On the grade of an ideal

I need to prove the following statment (actually a special case of it).

Let $R$ be a Noetherian ring, $M$ a finite $R$-module and $I$ an ideal of $R$. Then $\operatorname{grade}(I,M)\geq 2$ if and only if the homomorphism $M\rightarrow$Hom$_R(I,M)$ given by $m\mapsto(i\mapsto im)$ is an isomorphism.

This is Exercise 1.2.24 in Bruns and Herzog, Cohen-Macaulay Rings.

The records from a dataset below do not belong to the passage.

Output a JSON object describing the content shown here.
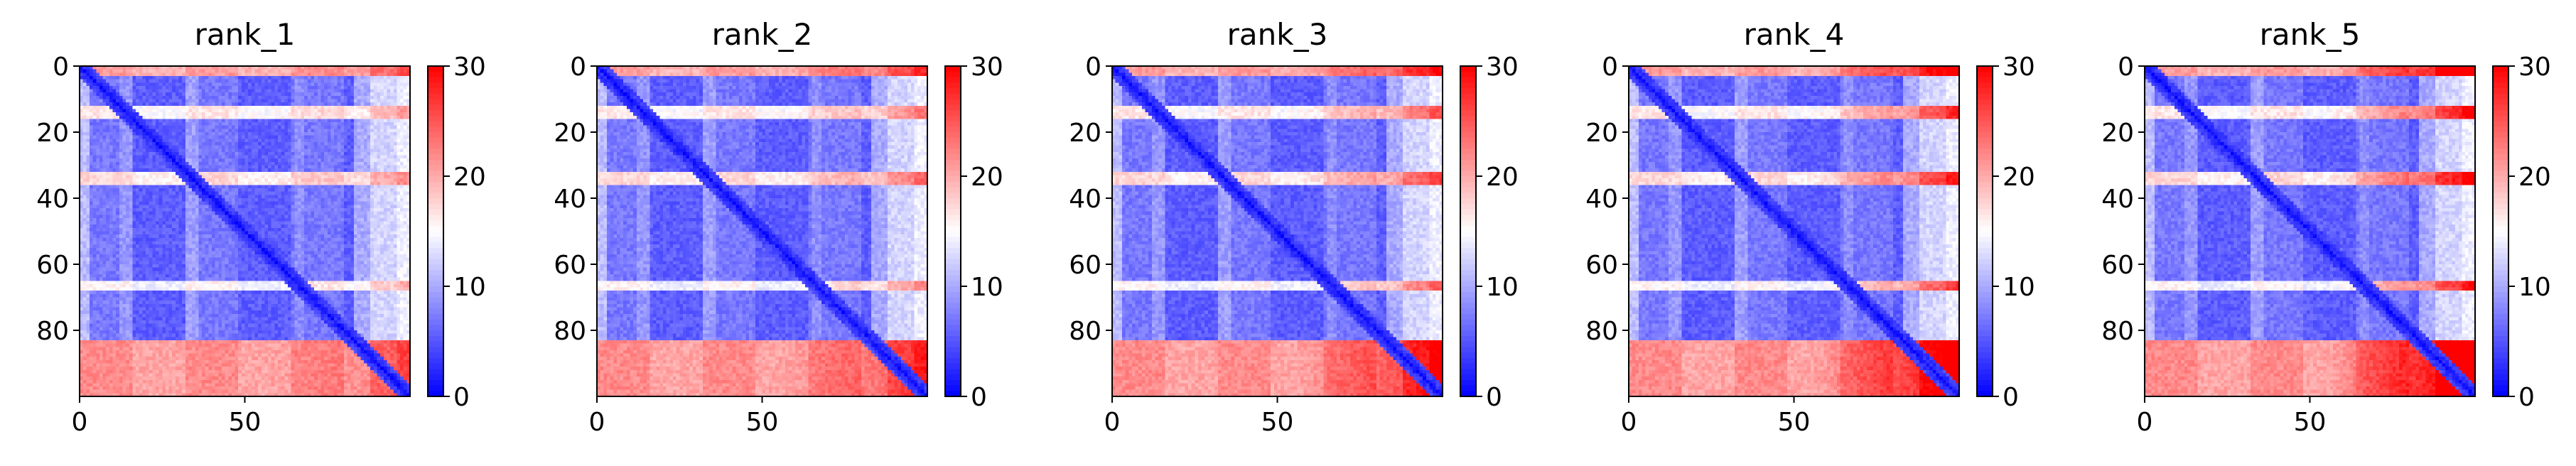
{
  "chart_data": {
    "type": "heatmap",
    "colormap": {
      "low": "#0000ff",
      "mid": "#ffffff",
      "high": "#ff0000",
      "vmin": 0,
      "vmax": 30
    },
    "colorbar_ticks": [
      0,
      10,
      20,
      30
    ],
    "x_ticks": [
      0,
      50
    ],
    "y_ticks": [
      0,
      20,
      40,
      60,
      80
    ],
    "matrix_size": 100,
    "panels": [
      {
        "title": "rank_1",
        "xlim": [
          0,
          100
        ],
        "ylim": [
          100,
          0
        ]
      },
      {
        "title": "rank_2",
        "xlim": [
          0,
          100
        ],
        "ylim": [
          100,
          0
        ]
      },
      {
        "title": "rank_3",
        "xlim": [
          0,
          100
        ],
        "ylim": [
          100,
          0
        ]
      },
      {
        "title": "rank_4",
        "xlim": [
          0,
          100
        ],
        "ylim": [
          100,
          0
        ]
      },
      {
        "title": "rank_5",
        "xlim": [
          0,
          100
        ],
        "ylim": [
          100,
          0
        ]
      }
    ]
  }
}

• What is $\mathrm{grade}(I,M)$? – Arturo Magidin Jan 26 '11 at 19:24
• It's the length of a maximal regular sequence of $M$ contained in $I$. – Wesley Farrel Jan 26 '11 at 20:27

Use the long exact sequence in Ext from the ses $$0 \to I \to R \to R/I \to 0,$$ leading to $$0 \to \hom(R/I, M) \to \hom(R, M) \to\hom(I,M) \to \mathrm{Ext}^1(R/I, M) \to 0,$$ because $R$ is projective. It is known that depth (or grade) can be measured in terms of Exts, and in particular that it is at least 2 if the two ends of the sequence vanish. But this is equivalent to the condition that $\hom(R, M) \to \hom(I,M)$ be an isomorphism.